Garnier Frères (p. 241-244).


LXV

À l’affût et aux écoutes


Le bruit d’une voiture qui entrait dans le jardin interrompit notre conversation. Un esclave annonça la baronne X***. Virgilia me consulta du regard.

— Si vous vous sentez mal de tête, il vaut mieux ne pas recevoir.

— Est-elle déjà descendue ?

— Oui, elle est descendue ; elle dit qu’elle a besoin de parler à Madame.

— Faites entrer.

La baronne fit son entrée au bout d’un instant. Je ne sais si elle s’attendait à me voir. Mais il est impossible de montrer plus de surprise qu’elle ne fit.

— Quelle excellente rencontre ! Qu’êtes-vous donc devenu qu’on ne vous voit nulle part ? Hier je croyais bien vous apercevoir au théâtre. La Candiani était exquise. Quelle charmeuse ! Elle vous plaît ? C’est naturel. Les hommes sont tous les mêmes. Le baron me disait hier dans notre loge qu’une Italienne vaut cinq Brésiliennes. Quel toupet ! et chez un vieux, ce qui est bien pis. Mais pourquoi donc n’étiez-vous pas au théâtre ?

— Le mal de tête.

— Allons donc ! une amourette, je parie. Qu’en dites-vous, Virgilia ? Et bien ! mon cher, hâtez-vous, car vous devez friser la quarantaine. Vous n’avez pas encore quarante ans ?

— Je ne puis vous dire exactement. Mais si vous me permettez, je vais allez consulter mon extrait de naissance.

— Faites, faites…

Et, me tendant la main : « Jusqu’à quand ?… Samedi nous restons chez nous. Le baron me parle sans cesse de vous… »

En me retrouvant dans la rue, je me repentis d’être parti. La baronne était une des personnes qui avaient sur nous les pires soupçons. Bien qu’elle eût cinquante ans, elle n’en paraissait pas plus de quarante ; et rieuse, fine et élégante, elle conservait des vestiges de son ancienne beauté. Elle ne parlait pas constamment, mais elle possédait le grand art d’écouter et d’observer. Elle se courbait alors sur sa chaise, en dégainant son long regard aigu. Autour d’elle, on continuait à parler, à gesticuler sans défiance ; elle regardait, poussant l’astuce au point de rentrer parfois en elle-même la flamme mobile ou fixe de ses yeux, en laissant tomber les paupières. Mais alors ses cils étaient autant de persiennes par où elle continuait de scruter l’âme et la vie des gens.

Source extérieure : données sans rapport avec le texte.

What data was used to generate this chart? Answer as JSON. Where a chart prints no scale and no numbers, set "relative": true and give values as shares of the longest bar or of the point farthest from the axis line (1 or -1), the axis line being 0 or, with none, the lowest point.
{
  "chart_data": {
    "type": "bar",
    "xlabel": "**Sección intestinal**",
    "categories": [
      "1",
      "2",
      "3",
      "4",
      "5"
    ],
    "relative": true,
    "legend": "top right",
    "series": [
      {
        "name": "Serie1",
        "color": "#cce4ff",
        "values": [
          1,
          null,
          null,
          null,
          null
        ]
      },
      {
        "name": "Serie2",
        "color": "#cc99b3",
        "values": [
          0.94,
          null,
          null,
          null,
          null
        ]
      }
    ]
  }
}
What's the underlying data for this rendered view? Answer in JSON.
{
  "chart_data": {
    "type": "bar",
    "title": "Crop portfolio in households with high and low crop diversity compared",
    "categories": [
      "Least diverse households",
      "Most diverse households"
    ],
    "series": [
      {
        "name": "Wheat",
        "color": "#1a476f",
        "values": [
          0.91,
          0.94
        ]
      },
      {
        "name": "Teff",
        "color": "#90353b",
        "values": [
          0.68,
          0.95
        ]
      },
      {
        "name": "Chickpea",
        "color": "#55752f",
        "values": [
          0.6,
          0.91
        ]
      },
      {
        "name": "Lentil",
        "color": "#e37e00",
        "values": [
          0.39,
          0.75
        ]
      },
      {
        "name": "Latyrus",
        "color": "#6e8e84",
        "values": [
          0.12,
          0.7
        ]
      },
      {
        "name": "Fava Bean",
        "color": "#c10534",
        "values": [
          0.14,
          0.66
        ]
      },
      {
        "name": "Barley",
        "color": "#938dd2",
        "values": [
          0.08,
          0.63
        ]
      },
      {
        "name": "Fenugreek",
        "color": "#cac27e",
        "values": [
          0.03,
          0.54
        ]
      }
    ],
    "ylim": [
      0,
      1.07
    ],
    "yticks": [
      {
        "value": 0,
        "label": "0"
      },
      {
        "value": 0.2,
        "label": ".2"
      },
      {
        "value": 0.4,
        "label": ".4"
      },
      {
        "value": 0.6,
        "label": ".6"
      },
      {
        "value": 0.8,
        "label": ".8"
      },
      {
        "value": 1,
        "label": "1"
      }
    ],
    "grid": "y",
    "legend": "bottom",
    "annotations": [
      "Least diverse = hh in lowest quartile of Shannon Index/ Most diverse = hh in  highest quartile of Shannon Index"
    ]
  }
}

À ce point de vue, elle ressemblait à un parent de Virgilia, nommé Viegas, vieux rameau courbé sous soixante-dix hivers, tout sec et jauni, qui souffrait d’un rhumatisme entêté, d’un asthme non moins rebelle, et d’une lésion du cœur : une vraie réduction d’hôpital. Mais les yeux demeuraient pleins de vie et de santé. Pendant les premières semaines, Virgilia ne faisait pas attention à lui. Elle disait que lorsque Viegas paraissait en observation derrière son regard fixe, il était tout simplement en train de compter mentalement son argent. C’était en effet un avare fieffé.

Il y avait aussi le cousin de Virgilia, le fameux Luiz Dutra, que je désarmais à force de lui parler de ses vers et de sa prose, et de la présenter à mes amis. Quand l’un d’eux, qui le connaissait déjà de nom, se montrait satisfait de lier plus amplement connaissance, Luiz Dutra exultait. De mon côté, je guérissais mon dépit par l’espérance de n’être point dénoncé. Il y avait enfin une ou deux dames, quelques galantins, et des domestiques qui, naturellement, se vengeaient ainsi de leur condition servile. Tout cela constituait une véritable forêt d’yeux et d’oreilles, à travers lesquels nous devions manœuvrer avec la souplesse de serpents.